Thor Industries has averaged $1.27 billion of EBITDA over the past three fiscal years. 8x this amount is $10.16 billion, which is my estimate of Thor’s private market value. This represents nearly 63% upside for THO, whose enterprise value is currently $6.245 billion.

For further clarity on what a business of Thor’s quality is worth, let’s look at Erwin Hymer Group. When Thor agreed to acquire Erwin Hymer in 2018, it estimated that the company’s EBITDA would be €235 million in 2018 and €300 million in 2019, for an average of €268 million.

Prior to some modifications, including the exclusion of the North American business, Thor initially agreed to pay an enterprise value of €2.1 billion ($2.4 billion) to acquire Erwin Hymer, so that was an EV/EBITDA of 7.8x. This is very close to the multiple we used to estimate Thor’s private market value.

Is THO Stock a Buy, According to Analysts?

Currently, two out of six analysts covering THO give it a Buy rating, resulting in a Moderate Buy consensus rating. The average Thor Industries stock price target is $105.40, implying upside potential of 10.5%. Analyst price targets range from a low of $87.00 per share to a high of $120.00 per share.
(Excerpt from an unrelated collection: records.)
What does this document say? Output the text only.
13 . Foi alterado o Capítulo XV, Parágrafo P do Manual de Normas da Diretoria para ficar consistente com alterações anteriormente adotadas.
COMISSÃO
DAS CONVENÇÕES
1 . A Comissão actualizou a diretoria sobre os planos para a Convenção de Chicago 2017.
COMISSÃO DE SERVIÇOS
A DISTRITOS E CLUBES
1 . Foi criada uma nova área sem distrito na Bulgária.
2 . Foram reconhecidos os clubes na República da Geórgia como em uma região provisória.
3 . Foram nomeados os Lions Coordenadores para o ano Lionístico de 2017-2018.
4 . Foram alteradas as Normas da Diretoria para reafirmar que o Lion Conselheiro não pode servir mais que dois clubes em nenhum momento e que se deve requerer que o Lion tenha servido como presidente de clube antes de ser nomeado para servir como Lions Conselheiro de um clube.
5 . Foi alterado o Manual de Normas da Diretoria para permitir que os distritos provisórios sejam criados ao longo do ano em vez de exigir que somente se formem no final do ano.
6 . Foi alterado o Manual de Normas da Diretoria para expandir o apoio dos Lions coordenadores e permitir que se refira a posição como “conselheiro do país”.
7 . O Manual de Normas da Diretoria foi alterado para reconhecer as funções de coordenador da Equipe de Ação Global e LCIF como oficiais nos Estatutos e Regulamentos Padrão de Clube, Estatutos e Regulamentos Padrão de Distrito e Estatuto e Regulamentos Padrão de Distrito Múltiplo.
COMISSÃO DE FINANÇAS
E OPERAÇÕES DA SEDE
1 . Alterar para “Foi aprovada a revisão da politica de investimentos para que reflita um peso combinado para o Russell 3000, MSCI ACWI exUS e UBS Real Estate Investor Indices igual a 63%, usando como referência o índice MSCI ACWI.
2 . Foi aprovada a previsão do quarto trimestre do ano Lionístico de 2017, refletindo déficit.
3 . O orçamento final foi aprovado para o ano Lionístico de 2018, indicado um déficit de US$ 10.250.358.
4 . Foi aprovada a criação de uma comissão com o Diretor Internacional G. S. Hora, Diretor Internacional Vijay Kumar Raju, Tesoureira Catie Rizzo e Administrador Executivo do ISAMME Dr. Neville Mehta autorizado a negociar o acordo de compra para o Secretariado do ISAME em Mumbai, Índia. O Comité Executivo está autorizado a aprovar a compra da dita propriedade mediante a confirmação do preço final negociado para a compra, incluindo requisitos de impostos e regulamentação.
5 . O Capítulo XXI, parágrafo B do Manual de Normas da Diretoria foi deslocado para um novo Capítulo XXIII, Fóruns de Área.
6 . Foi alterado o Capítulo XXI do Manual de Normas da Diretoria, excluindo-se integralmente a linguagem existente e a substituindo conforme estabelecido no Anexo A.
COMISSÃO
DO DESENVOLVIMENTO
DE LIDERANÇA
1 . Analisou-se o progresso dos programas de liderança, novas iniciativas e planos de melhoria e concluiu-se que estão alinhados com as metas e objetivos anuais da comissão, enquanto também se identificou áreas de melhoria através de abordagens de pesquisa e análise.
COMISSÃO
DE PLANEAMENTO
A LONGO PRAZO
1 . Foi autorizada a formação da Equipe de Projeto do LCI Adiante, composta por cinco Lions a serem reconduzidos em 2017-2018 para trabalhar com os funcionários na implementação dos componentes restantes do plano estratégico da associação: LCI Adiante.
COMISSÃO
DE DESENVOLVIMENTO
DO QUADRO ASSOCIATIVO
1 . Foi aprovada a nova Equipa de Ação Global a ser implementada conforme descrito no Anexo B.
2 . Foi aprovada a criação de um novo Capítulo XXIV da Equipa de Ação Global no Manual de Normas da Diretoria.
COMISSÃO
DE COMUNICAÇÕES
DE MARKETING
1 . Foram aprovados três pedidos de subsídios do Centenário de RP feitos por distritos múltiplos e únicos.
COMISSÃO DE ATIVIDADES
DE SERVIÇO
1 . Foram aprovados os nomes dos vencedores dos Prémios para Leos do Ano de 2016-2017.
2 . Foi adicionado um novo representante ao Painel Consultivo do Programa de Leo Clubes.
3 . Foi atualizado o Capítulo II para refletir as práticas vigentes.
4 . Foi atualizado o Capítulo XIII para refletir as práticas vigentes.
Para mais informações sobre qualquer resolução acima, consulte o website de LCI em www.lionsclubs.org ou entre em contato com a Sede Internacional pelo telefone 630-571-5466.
The Bottom Line on THO Stock

Thor’s private market value represents 63% upside from its current price. I believe the company’s earnings are nearing a cyclical trough, with industry shipments down by their greatest percentage since 2008. Thor Industries has a track record of earning far more on its assets. Thus, my estimate of Thor’s normalized earnings is $642 million, and my estimate of its private market enterprise value is $10.16 billion.